Помню разной породы цыплят: серенькие, крапчатые, с хохолками, как они бегали на наш зов, как мы кормили их и ненавидели большого голландского, старого, облезлого петуха, который обижал их. Сережа и завел этих цыплят, выпросив их себе; то же сделал и я, подражая ему. Сережа на длинной бумажке рисовал и красками расписывал (мне казалось, удивительно хорошо) подряд разных цветов кур и петушков, и я делал то же, но хуже».

Подражая, всегда делаешь хуже. Так и в Казани Лев не­удачно подражал Сергею, блестящему студенту математи­ческого факультета, ученику самого Николая Ивановича Лобачевского.

Сергей замечательно пел, рисовал, был интересным со­беседником. Главное, он был comme il faut[8]. Он умел изыс­канно одеваться и подавать себя.

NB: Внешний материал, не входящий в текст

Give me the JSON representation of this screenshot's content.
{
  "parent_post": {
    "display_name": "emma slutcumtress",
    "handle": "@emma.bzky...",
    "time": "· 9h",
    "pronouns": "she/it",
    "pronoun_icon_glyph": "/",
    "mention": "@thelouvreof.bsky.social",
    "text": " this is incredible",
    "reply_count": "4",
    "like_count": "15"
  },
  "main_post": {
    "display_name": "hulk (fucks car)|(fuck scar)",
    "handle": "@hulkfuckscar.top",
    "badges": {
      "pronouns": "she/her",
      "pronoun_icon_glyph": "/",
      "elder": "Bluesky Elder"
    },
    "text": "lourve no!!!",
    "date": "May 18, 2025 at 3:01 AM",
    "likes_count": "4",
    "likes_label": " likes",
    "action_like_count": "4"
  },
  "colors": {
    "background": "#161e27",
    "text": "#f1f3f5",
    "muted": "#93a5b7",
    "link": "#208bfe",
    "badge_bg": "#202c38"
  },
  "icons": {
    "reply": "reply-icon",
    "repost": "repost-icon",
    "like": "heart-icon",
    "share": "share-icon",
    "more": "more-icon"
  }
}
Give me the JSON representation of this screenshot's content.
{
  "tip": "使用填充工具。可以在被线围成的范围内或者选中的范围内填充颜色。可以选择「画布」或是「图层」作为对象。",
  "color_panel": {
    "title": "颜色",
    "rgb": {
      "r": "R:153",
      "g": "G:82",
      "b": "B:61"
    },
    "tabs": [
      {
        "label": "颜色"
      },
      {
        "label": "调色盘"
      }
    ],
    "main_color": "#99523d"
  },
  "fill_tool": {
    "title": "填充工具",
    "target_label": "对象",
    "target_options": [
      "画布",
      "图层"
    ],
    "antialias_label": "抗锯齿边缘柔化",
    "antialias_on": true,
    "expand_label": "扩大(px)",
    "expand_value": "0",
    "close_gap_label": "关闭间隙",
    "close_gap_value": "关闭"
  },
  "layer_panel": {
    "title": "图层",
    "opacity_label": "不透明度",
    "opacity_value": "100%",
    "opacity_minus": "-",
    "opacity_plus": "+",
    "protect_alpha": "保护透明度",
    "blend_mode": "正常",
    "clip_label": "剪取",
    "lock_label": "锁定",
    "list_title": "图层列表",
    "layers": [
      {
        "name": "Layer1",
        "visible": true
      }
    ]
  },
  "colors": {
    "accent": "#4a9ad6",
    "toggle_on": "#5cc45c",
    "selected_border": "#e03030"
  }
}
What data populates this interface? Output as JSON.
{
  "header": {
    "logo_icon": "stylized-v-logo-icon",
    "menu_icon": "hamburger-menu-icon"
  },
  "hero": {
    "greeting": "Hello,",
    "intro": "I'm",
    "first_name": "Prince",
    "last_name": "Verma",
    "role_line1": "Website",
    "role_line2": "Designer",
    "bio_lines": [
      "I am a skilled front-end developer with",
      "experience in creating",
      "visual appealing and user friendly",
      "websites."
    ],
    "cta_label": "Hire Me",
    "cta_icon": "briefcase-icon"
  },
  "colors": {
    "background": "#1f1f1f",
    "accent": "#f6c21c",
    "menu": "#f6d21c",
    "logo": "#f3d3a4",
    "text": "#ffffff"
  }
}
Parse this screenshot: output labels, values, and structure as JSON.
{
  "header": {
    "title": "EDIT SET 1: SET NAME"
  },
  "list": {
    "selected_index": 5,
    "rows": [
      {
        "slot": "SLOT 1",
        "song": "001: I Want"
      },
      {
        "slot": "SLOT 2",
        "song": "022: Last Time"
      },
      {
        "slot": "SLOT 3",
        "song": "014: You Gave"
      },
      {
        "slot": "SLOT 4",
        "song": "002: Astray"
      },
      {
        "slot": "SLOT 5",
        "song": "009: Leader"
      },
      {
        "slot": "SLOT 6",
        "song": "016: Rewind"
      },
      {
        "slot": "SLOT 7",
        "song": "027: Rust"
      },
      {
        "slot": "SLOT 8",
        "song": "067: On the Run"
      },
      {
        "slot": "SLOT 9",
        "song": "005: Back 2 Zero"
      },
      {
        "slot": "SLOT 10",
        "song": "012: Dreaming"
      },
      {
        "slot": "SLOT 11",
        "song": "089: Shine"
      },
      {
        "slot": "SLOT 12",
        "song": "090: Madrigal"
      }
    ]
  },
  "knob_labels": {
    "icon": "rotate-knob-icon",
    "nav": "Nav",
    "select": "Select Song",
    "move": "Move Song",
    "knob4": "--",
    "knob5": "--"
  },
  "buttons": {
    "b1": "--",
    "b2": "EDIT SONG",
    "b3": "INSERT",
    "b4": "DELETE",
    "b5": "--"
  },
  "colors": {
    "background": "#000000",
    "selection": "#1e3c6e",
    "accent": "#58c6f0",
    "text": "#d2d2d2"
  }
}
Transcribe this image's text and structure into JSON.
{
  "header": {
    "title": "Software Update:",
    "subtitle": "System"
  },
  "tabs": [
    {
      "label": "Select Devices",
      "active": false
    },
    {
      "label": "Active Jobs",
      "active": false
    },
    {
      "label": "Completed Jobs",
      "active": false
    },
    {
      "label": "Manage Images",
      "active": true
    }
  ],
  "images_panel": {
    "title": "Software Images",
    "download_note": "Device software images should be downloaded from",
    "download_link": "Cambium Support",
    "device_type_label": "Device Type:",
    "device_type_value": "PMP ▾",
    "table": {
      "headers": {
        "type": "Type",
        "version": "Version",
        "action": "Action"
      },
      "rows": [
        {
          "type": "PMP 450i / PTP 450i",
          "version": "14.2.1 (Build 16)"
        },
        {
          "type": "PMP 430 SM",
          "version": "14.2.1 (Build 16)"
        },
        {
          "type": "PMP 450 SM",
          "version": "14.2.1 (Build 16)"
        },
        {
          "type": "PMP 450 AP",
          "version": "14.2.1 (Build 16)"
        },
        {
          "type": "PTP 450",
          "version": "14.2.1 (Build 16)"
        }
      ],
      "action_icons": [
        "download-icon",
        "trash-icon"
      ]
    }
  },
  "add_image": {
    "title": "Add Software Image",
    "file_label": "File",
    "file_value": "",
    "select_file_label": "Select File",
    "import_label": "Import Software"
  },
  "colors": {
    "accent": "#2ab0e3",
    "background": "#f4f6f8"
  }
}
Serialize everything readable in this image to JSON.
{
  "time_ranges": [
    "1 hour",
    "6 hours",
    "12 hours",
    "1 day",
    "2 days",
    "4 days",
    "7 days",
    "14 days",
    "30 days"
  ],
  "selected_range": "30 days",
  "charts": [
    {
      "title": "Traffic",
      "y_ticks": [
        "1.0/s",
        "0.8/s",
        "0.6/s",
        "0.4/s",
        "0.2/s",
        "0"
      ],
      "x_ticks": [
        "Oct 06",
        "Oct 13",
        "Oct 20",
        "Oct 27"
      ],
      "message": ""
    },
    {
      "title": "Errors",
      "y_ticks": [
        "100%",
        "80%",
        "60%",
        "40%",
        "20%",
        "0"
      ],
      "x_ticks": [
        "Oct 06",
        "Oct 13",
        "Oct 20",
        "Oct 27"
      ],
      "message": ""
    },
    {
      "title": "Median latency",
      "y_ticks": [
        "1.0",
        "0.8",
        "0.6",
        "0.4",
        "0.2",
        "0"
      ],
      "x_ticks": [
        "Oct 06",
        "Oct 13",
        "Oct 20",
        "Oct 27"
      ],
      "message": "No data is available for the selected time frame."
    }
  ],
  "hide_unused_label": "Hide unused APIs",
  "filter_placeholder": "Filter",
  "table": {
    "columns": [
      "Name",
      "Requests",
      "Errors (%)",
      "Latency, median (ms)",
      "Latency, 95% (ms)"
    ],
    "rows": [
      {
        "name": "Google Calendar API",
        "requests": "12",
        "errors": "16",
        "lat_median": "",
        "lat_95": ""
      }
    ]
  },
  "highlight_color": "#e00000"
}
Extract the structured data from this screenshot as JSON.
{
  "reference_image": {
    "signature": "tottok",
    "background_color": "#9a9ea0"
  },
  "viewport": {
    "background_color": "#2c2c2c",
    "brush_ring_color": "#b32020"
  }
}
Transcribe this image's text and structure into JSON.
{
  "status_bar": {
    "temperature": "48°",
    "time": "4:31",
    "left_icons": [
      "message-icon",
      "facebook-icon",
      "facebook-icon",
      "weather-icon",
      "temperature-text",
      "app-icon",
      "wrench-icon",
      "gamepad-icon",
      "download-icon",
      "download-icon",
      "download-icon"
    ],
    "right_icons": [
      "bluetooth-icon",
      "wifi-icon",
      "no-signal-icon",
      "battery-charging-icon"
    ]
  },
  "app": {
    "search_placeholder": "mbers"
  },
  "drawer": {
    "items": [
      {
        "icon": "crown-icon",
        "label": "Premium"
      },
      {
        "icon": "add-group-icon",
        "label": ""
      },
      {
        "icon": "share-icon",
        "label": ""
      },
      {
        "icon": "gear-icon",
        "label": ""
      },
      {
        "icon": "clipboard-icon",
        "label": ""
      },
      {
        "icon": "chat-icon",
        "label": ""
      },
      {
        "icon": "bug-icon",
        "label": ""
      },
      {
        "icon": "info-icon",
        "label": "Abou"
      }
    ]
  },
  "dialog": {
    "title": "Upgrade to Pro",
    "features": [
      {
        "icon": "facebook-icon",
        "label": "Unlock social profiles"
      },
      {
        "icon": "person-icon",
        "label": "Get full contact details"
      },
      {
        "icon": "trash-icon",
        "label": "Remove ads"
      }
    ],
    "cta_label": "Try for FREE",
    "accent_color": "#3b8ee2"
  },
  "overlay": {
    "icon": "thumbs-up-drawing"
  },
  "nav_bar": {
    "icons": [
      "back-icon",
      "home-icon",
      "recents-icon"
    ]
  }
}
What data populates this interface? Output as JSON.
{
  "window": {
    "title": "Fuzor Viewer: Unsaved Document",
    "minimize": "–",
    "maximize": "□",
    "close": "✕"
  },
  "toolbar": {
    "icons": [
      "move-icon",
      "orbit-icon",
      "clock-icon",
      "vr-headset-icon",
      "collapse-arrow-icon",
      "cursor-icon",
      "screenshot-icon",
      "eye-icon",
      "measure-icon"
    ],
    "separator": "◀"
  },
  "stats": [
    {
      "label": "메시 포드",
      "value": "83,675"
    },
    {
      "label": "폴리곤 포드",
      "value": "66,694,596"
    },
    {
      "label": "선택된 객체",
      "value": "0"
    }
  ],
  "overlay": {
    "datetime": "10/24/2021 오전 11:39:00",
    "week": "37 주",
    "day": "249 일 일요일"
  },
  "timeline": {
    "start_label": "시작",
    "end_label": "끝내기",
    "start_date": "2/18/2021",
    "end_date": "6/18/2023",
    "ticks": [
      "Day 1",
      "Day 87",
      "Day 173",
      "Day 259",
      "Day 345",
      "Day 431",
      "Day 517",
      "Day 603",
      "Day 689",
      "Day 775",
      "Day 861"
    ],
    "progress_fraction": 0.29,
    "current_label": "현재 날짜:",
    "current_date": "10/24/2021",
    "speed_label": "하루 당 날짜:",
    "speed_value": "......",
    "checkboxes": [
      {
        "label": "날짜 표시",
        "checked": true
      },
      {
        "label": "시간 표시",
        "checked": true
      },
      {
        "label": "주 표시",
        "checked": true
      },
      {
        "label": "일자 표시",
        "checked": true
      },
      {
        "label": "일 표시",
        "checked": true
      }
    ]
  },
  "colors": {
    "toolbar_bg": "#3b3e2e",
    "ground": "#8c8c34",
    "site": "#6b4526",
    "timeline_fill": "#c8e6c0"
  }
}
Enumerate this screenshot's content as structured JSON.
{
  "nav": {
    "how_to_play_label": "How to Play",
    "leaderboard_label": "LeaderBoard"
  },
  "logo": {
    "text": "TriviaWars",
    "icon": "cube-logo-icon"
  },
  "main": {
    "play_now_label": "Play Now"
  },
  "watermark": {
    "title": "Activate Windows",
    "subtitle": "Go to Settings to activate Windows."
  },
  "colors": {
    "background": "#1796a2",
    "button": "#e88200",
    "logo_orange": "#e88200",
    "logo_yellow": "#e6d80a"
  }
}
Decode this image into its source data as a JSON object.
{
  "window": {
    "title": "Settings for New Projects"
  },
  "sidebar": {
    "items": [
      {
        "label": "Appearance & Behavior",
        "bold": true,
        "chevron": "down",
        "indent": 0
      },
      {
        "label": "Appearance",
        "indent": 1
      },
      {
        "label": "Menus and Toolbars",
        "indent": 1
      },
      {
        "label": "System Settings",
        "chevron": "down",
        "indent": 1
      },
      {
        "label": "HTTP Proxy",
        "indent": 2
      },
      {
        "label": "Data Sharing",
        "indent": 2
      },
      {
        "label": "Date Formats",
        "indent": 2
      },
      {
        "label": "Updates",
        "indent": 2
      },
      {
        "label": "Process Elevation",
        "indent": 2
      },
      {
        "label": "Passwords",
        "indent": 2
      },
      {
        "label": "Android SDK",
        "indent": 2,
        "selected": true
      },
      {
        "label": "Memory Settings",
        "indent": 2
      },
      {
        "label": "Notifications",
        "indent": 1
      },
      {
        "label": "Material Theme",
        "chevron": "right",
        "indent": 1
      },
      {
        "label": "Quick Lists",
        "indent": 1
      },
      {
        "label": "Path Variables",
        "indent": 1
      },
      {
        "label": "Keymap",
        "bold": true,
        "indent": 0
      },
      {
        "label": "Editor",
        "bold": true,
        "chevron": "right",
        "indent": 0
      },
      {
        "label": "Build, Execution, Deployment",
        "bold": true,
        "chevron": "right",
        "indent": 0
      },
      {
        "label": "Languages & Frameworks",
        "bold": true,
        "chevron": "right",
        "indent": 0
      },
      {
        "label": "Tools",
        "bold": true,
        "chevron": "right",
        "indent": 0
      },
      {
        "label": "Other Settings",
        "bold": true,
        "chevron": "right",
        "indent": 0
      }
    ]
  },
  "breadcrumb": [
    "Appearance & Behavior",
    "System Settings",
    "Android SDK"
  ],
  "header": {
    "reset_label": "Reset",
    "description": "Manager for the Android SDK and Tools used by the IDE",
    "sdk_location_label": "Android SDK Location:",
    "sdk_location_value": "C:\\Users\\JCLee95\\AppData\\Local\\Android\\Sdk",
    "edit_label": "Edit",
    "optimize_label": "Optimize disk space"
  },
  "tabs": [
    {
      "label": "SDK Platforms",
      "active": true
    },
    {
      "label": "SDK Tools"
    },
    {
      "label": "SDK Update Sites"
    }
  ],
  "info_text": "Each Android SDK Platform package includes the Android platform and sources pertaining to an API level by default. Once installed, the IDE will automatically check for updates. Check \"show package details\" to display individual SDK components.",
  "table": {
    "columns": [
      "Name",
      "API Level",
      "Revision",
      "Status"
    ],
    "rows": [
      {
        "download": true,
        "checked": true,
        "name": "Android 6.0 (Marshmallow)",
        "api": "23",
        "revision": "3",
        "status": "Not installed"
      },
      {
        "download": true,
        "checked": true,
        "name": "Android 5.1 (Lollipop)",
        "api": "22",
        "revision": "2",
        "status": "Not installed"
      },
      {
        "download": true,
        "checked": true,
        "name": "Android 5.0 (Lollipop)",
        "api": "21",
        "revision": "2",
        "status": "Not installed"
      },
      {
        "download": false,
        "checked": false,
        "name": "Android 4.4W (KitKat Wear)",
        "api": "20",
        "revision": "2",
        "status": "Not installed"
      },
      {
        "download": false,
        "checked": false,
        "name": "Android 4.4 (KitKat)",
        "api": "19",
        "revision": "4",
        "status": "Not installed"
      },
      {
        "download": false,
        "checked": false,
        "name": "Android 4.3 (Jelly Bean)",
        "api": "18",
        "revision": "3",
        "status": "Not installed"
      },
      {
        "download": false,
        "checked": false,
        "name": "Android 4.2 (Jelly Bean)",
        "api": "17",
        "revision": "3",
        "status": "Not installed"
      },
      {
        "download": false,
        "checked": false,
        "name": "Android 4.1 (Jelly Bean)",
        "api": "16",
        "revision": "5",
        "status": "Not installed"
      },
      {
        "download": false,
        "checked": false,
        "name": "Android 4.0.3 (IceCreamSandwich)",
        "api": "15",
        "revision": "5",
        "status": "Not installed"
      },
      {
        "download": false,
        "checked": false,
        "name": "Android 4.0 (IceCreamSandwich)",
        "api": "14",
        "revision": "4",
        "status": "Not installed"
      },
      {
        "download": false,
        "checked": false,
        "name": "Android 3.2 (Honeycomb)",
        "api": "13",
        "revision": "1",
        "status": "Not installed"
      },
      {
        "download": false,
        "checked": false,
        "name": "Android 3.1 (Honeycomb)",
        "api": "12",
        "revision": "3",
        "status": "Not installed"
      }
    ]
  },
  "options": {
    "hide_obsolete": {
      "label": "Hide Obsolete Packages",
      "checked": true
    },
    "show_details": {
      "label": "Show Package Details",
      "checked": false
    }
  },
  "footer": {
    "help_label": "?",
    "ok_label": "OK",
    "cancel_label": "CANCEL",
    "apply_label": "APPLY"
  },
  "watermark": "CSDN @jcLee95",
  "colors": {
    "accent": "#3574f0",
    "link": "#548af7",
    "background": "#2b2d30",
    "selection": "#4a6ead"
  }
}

Лев пытался делать то же самое, но — хуже.

Стараясь подражать Сергею, он становится карика­турой. Сергей был гордый, уверенный в себе. Ему бы­ло наплевать на мнение окружающих. Толстой отме­чает в брате эту главную черту, которой он страшно завидовал, — эгоизм. Но и непосредственность. Таким он и оставался до старости, как пишет о нем младший брат: «...таким, каким был: совсем особенным, самим собою, красивым, породистым, гордым и, главное, до такой сте­пени правдивым и искренним человеком, какого я никогда не встречал».

Лёва тоже старался выглядеть comme il faut. Очень ста­рался. Но так старался, что порой выходило смешно.

В воспоминаниях бывшего студента Казанского уни­верситета 1840-х годов Валерияна Николаевича Назарьева юный Лев описан с беспощадной иронией. Кстати, опуб­ликованы они были уже в 1890 году, когда Толстой был признан всем миром как великий человек.

«В первый раз в жизни встретился мне юноша, преис­полненный такой странной и непонятной для меня важ­ности и преувеличенного довольства собою». Граф сразу оттолкнул его «напускной холодностью, щетинистыми во­лосами и презрительным выражением прищуренных глаз». Назарьев проницательно замечает его «неуклюжесть и за­стенчивость». Но при этом, стараясь примкнуть к кружку студенческой аристократии, молодой Толстой «едва отве­чал на мои поклоны, точно хотел показать, что и здесь мы далеко не равны, так как он приехал на рысаке, я пришел пешком».

«Самый пустяшный малый», — добродушно называ­ет Льва в письмах ему Сергей. А домашний учитель, сту­дент Поплонский, так говорил о талантах братьев Толстых: «Сергей и хочет, и может, Дмитрий хочет, но не может, а Лев и не хочет, и не может».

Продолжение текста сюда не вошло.